Each year, the drainage fund budget is appropriated to provide operation and maintenance, stormwater quality, replacement costs of the existing SD &FCC, and construction of new SD &FCC. The City's Capital Improvement Plan (CIP) spans five years and is updated annually to reflect the most current cost estimates and needs. This long-term approach provides an extended outlook, and allows for phasing of infrastructure based on available funding. The CIP process also allows for comprehensive planning and prioritization of infrastructure improvements City-wide.

Sacramento County Zone 11A Fee (Drainage Impact Fee Program):

Currently, the Zone 11A drainage impact fee program reimburses developers (under agreement with the County of Sacramento) for the oversizing of trunk drainage facilities within the city based on established criteria. Unfortunately, the Zone 11A program generally does not reimburse the developer completely. To help offset this shortfall, a supplemental drainage fee impact program(s) may be established to reimburse future development projects for backbone SD &FCC facilities constructed within the city. Establishment of such a program(s) will involve all applicable stakeholders and will require a nexus study to be generated to ensure that the benefit and costs of the facilities are spread equitably. Any fee program established by the City will require City Council review and approval.


The SDMP will greatly position the City to be more prepared and eligible for grant opportunities on projects and programs related to flood control, stormwater quality, habitat protection, watershed restoration, open space recreation, etc. Grant awards will help offset and reduce the dependency on other funding sources, i.e. impact fees and the annual drainage budget to implement the projects and programs within the SDMP.

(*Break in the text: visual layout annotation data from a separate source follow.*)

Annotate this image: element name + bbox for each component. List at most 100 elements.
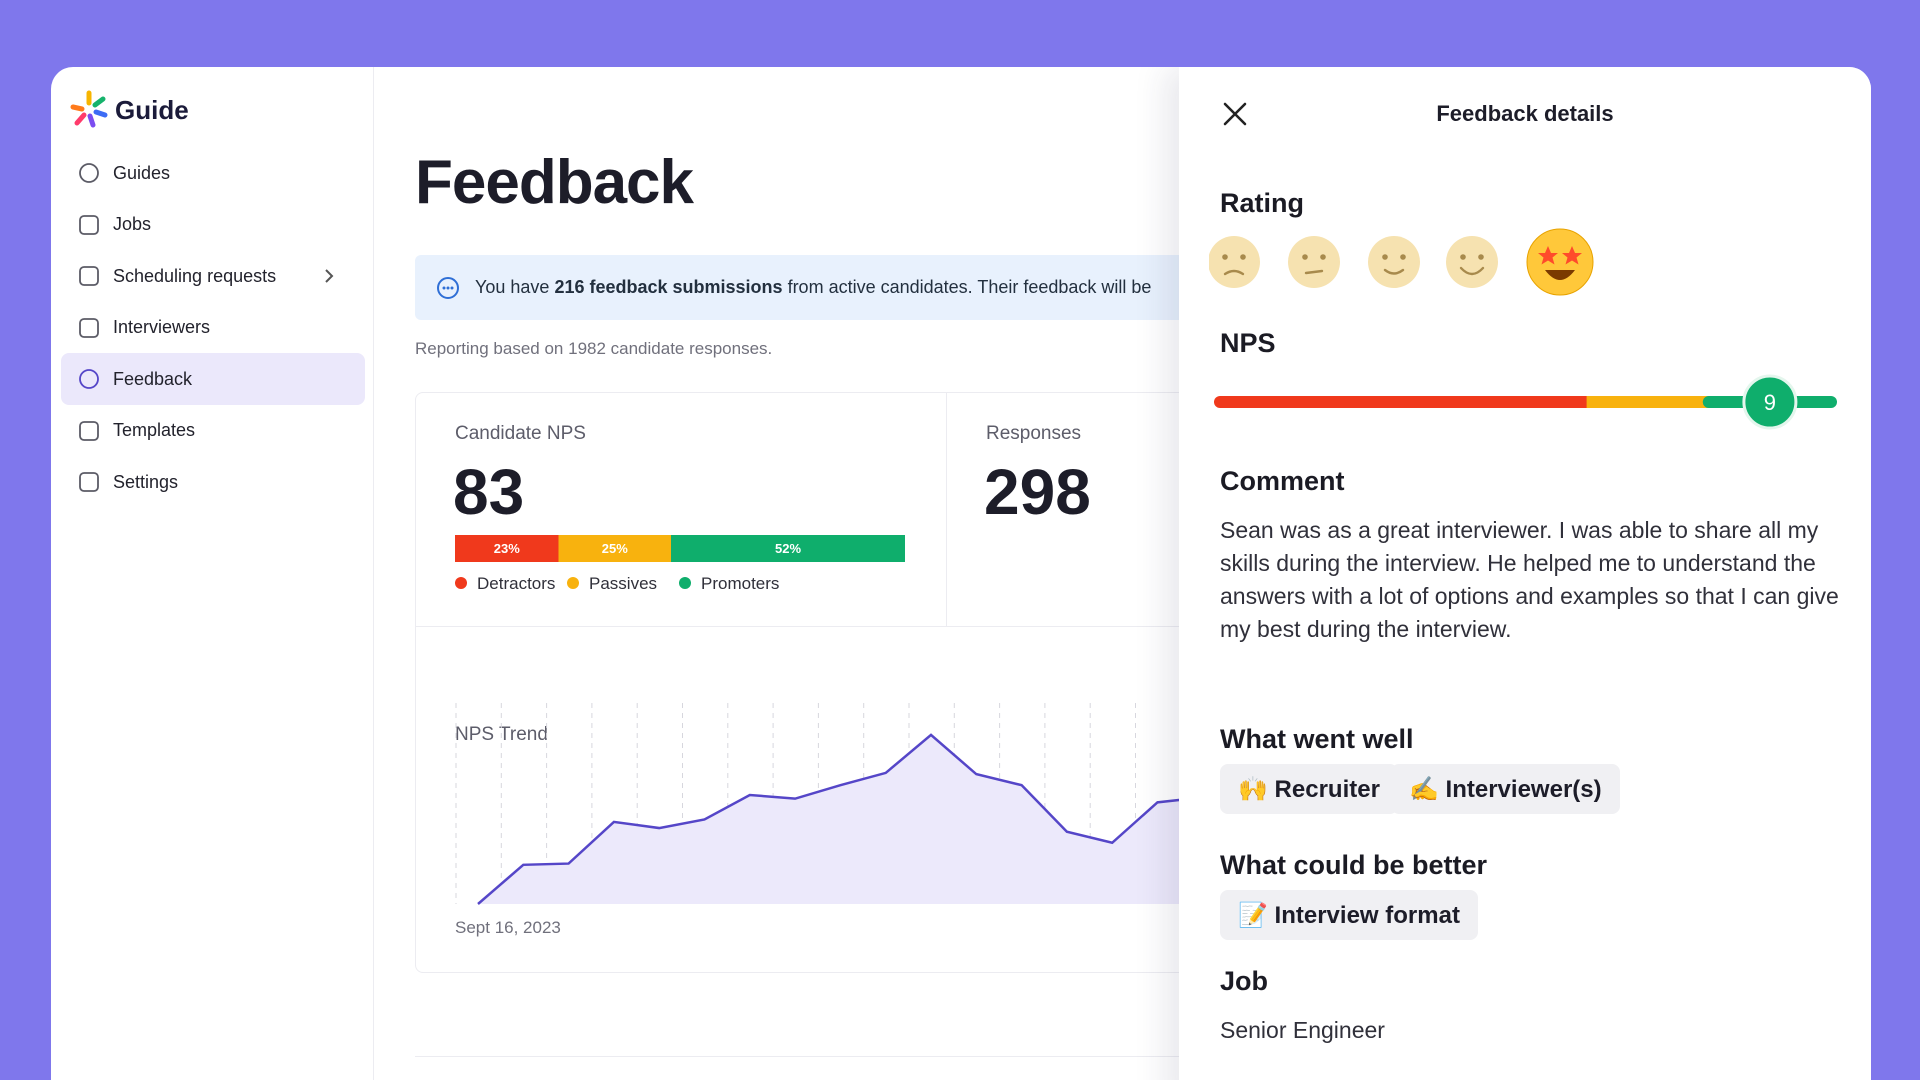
stat-label: Responses <box>986 423 1082 444</box>
face <box>1368 236 1420 288</box>
icon-shape <box>79 163 99 183</box>
divider <box>416 626 1516 627</box>
icon-shape <box>79 317 99 338</box>
icon-shape <box>79 369 99 389</box>
stat-label: Candidate NPS <box>455 423 586 444</box>
banner-text: You have <box>475 277 550 297</box>
nav-item[interactable]: Guides <box>61 147 365 199</box>
eye <box>1382 254 1388 260</box>
eye <box>1320 254 1326 260</box>
section-label: Rating <box>1220 188 1304 218</box>
nav-item[interactable]: Templates <box>61 405 365 457</box>
rating-face[interactable] <box>1209 236 1260 288</box>
mouth <box>1304 269 1324 275</box>
banner-count: 216 feedback submissions <box>554 277 783 297</box>
chip: 🙌 Recruiter <box>1220 764 1398 814</box>
section-label: What went well <box>1220 724 1414 754</box>
bar-label: 23% <box>494 541 520 556</box>
face <box>1209 236 1260 288</box>
logo <box>70 90 108 128</box>
nav-icon <box>79 472 99 492</box>
nav-label: Guides <box>113 162 171 183</box>
legend-label: Detractors <box>477 574 555 593</box>
legend-label: Promoters <box>701 574 779 593</box>
tab-divider <box>415 1056 1235 1057</box>
panel-title: Feedback details <box>1436 101 1614 126</box>
bar-segment <box>671 535 905 562</box>
page-title: Feedback <box>415 148 694 217</box>
eye <box>1302 254 1308 260</box>
icon-shape <box>79 472 99 492</box>
rating-faces <box>1209 228 1594 296</box>
face <box>1526 228 1594 296</box>
nps-slider: 9 <box>1214 374 1837 430</box>
star-eye <box>1538 246 1558 265</box>
nav-item[interactable]: Interviewers <box>61 302 365 354</box>
icon-shape <box>79 420 99 441</box>
rating-face[interactable] <box>1446 236 1498 288</box>
brand: Guide <box>115 95 189 125</box>
nav-label: Jobs <box>113 214 152 234</box>
face <box>1288 236 1340 288</box>
job-title: Senior Engineer <box>1220 1017 1385 1043</box>
nav-icon <box>79 163 99 183</box>
chevron <box>325 269 334 283</box>
banner-text: from active candidates. Their feedback w… <box>787 277 1152 297</box>
nav-label: Templates <box>113 420 196 440</box>
rating-face[interactable] <box>1288 236 1340 288</box>
nav-item[interactable]: Settings <box>61 456 365 508</box>
section-label: Job <box>1220 966 1269 996</box>
chat-icon <box>437 276 459 299</box>
comment-text: Sean was as a great interviewer. I was a… <box>1220 517 1839 642</box>
legend-dot <box>567 577 579 589</box>
bar-segment <box>455 535 559 562</box>
eye <box>1460 254 1466 260</box>
eye <box>1478 254 1484 260</box>
legend-dot <box>455 577 467 589</box>
section-label: What could be better <box>1220 850 1488 880</box>
app-window: Guide Guides Jobs Scheduling requests Inter… <box>51 67 1871 1080</box>
face <box>1446 236 1498 288</box>
nav-icon <box>79 266 99 286</box>
rating-face[interactable] <box>1368 236 1420 288</box>
nav-icon <box>79 369 99 389</box>
nav-icon <box>79 420 99 441</box>
nav-label: Interviewers <box>113 317 211 337</box>
nav-label: Settings <box>113 471 179 492</box>
bar-label: 52% <box>775 541 801 556</box>
eye <box>1222 254 1228 260</box>
rating-face[interactable] <box>1526 228 1594 296</box>
mouth <box>1459 266 1485 276</box>
stat-value: 83 <box>453 456 525 528</box>
x-tick-label: Sept 16, 2023 <box>455 918 561 937</box>
chip: ✍️ Interviewer(s) <box>1391 764 1620 814</box>
bar-label: 25% <box>602 541 628 556</box>
close-button[interactable] <box>1221 100 1249 128</box>
nav-item[interactable]: Scheduling requests <box>61 250 365 302</box>
area <box>478 734 1203 904</box>
stat-value: 298 <box>984 456 1091 528</box>
mouth <box>1223 269 1245 276</box>
legend-dot <box>679 577 691 589</box>
nav-item[interactable]: Feedback <box>61 353 365 405</box>
nav-item[interactable]: Jobs <box>61 199 365 251</box>
nav-label: Scheduling requests <box>113 265 277 286</box>
sidebar: Guide Guides Jobs Scheduling requests Inter… <box>51 67 374 1080</box>
divider <box>946 393 947 626</box>
mouth <box>1545 270 1575 280</box>
nav-icon <box>79 214 99 235</box>
eye <box>1240 254 1246 260</box>
eye <box>1400 254 1406 260</box>
slider-knob[interactable] <box>1742 374 1798 430</box>
nav-label: Feedback <box>113 368 193 389</box>
line <box>477 733 1203 905</box>
charts: 23% Detractors 25% Passives 52% Promoters Sept… <box>455 535 1203 937</box>
chip: 📝 Interview format <box>1220 890 1478 940</box>
star-eye <box>1562 246 1582 265</box>
legend-label: Passives <box>589 574 657 593</box>
mouth <box>1383 268 1405 275</box>
icon-shape <box>79 266 99 286</box>
section-label: Comment <box>1220 466 1345 496</box>
details-panel: Feedback details Rating NPS 9 Comment Se… <box>1179 67 1871 1080</box>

The programs, candidate watershed projects and future development proposals associated with the City's SD &FCC system will be evaluated for consistency with the SDMP. Each program or project will be identified and evaluated on a project level, including the environmental component. Each specific candidate watershed project will be analyzed to provide alternatives which can incorporate various key concepts to help select a preferred solution. Specifically, alternatives for each project will be examined to improve drainage conveyance, flood control, water quality, aquatic resources and habitat enhancement and protection, wherever and whenever feasible.

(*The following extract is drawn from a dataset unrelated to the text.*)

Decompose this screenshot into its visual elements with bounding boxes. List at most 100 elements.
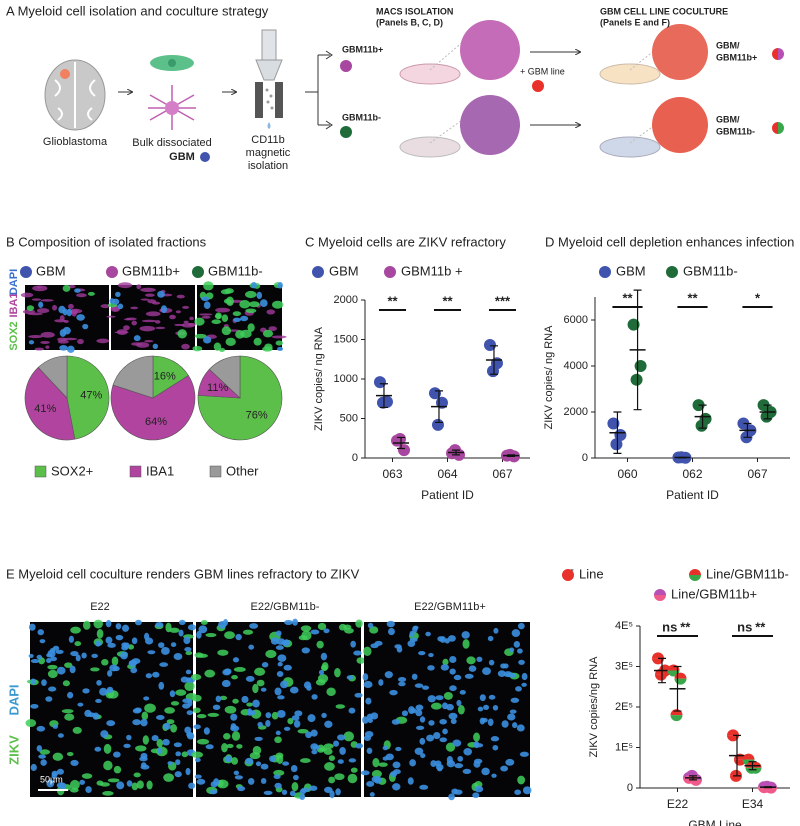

This SDMP presents key information that will help Elected Officials, City staff, stakeholders, property owners, and land developers make recommendations and decisions for existing and future SD &FCC facilities, while meeting ecological needs and compliance with regulatory requirements. This Plan reflects the best information available during the drafting of the document, however, it is understood that over time new information will become available and modifications will be necessary to keep this Plan "living" and current. Therefore, updates to the SDMP will be required from time to time.